Now, in this scripture passage, I hear the same message again, “do you not perceive it?” Pay attention!
You see, God is doing that “new thing” every day. All around me, there is something to see, to hear, to feel, to touch, to taste. Each day is a wonder. Each moment is a gift. Oh, I worry and kvetch without really looking, without understanding.
To trust God with my life, to surrender my will completely, then I must respond with a “yes” to every experience, both difficult and easy. Naturally, I’m speaking of circumstances that are outside of my control (that includes other people). Our children come to us in a variety of versions, some are smart and quick, others are quirky, while still others are broken.
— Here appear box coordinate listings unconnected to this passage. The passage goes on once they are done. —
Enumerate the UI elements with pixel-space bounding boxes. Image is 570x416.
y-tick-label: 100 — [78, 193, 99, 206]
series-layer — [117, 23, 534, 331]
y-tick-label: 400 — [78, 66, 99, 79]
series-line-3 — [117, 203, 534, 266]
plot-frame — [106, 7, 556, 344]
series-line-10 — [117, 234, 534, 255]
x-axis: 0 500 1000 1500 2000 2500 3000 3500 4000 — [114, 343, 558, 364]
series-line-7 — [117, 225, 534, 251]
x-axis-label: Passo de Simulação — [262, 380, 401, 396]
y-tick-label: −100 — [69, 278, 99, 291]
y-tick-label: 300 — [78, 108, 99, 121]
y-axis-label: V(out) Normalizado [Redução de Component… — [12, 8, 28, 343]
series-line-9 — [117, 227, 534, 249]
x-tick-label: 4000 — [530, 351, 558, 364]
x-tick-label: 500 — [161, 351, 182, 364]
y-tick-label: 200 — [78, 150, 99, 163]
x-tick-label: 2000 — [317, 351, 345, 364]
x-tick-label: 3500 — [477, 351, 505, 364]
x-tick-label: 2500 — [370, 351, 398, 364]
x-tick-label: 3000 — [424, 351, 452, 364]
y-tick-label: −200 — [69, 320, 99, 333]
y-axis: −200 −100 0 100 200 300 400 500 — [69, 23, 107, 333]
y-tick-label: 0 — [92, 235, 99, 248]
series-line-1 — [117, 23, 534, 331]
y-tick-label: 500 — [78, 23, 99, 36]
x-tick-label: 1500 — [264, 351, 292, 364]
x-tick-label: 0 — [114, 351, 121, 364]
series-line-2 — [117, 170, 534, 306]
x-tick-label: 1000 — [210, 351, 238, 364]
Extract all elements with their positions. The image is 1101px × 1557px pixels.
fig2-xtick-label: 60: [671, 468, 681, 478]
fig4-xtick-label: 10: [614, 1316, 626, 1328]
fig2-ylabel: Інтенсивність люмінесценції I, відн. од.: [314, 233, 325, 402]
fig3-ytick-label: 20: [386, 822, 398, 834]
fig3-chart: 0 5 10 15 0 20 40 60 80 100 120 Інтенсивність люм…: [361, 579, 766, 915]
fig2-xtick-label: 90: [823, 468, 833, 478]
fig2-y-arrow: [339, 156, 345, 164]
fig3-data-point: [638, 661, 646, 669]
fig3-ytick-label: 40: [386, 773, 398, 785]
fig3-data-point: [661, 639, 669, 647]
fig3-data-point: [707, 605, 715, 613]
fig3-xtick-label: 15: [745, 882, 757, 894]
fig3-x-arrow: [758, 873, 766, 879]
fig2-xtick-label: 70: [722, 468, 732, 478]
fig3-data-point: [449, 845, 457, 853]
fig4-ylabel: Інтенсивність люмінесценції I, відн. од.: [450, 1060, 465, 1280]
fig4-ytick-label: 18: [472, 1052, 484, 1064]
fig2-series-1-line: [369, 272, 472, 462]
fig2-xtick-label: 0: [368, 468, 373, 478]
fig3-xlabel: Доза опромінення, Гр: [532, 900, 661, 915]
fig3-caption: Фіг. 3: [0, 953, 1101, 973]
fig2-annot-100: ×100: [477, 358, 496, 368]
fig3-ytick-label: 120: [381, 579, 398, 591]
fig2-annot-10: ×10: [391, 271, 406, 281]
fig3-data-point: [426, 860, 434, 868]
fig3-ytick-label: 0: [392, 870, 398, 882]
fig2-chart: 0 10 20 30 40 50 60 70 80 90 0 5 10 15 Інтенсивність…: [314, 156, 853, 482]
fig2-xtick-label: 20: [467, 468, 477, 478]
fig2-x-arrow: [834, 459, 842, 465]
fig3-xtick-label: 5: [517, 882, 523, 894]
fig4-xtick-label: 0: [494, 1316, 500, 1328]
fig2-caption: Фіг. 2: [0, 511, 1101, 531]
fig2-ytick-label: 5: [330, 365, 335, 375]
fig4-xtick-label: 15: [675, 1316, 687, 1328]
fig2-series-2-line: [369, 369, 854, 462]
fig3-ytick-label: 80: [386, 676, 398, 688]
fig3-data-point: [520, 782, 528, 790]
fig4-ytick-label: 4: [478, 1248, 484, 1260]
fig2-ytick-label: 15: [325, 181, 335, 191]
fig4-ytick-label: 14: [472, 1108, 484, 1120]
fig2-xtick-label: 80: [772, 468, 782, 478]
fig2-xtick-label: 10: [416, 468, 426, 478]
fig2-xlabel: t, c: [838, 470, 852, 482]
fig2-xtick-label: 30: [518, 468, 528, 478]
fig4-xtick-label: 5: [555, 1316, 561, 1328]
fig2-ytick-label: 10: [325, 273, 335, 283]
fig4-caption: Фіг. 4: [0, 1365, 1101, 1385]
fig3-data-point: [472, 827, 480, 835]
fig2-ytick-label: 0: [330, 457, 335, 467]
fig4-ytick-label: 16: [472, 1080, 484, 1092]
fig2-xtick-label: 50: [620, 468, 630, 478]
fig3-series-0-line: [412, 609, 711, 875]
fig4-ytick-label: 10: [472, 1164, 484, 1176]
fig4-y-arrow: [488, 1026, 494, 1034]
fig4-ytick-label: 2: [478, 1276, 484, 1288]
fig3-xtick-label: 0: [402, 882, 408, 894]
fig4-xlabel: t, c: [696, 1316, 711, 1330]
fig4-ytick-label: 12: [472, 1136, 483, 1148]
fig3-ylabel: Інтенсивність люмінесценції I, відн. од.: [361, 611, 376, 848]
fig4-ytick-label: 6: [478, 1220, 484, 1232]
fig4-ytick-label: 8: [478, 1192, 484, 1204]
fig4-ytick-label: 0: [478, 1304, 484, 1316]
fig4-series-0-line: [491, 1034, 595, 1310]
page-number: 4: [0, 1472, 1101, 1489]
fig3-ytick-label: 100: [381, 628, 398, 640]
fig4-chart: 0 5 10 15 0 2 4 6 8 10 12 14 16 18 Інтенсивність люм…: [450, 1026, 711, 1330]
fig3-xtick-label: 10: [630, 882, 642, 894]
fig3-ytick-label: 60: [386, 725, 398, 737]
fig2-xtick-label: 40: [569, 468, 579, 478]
But each child is still a gift and part of my journey, part of whole. The weather, the illness, the accident, the villain, or the animal, whatever, I cannot know ahead of time their impacts on my life, but when those moments happen, can I embrace the pain and the sorrow, knowing them as part of the paradoxes of life?
And even when I do choose, when I do “control” the times and then, perhaps, suffer regret, isn’t it time to let go of those disappointments? After all, it’s done. The minutes are still passing. And the “new thing” or the “new way” is still to come, maybe like a flash flood in the desert.
It’s the fractured dreams that are often the hardest to release. Those dreams of childhood or even our early twenties, when we imagined our success and notoriety, our personal paparazzi, our brilliance. I know I focused more on the results and the fruit that could have been instead of the process, the gifts I had to give. And so I kept plowing the old field, not realizing and not noticing the field beyond, the path beside, the hanging vines.
But all that being said, I am paying attention now. Right now. In this moment, this day. I see.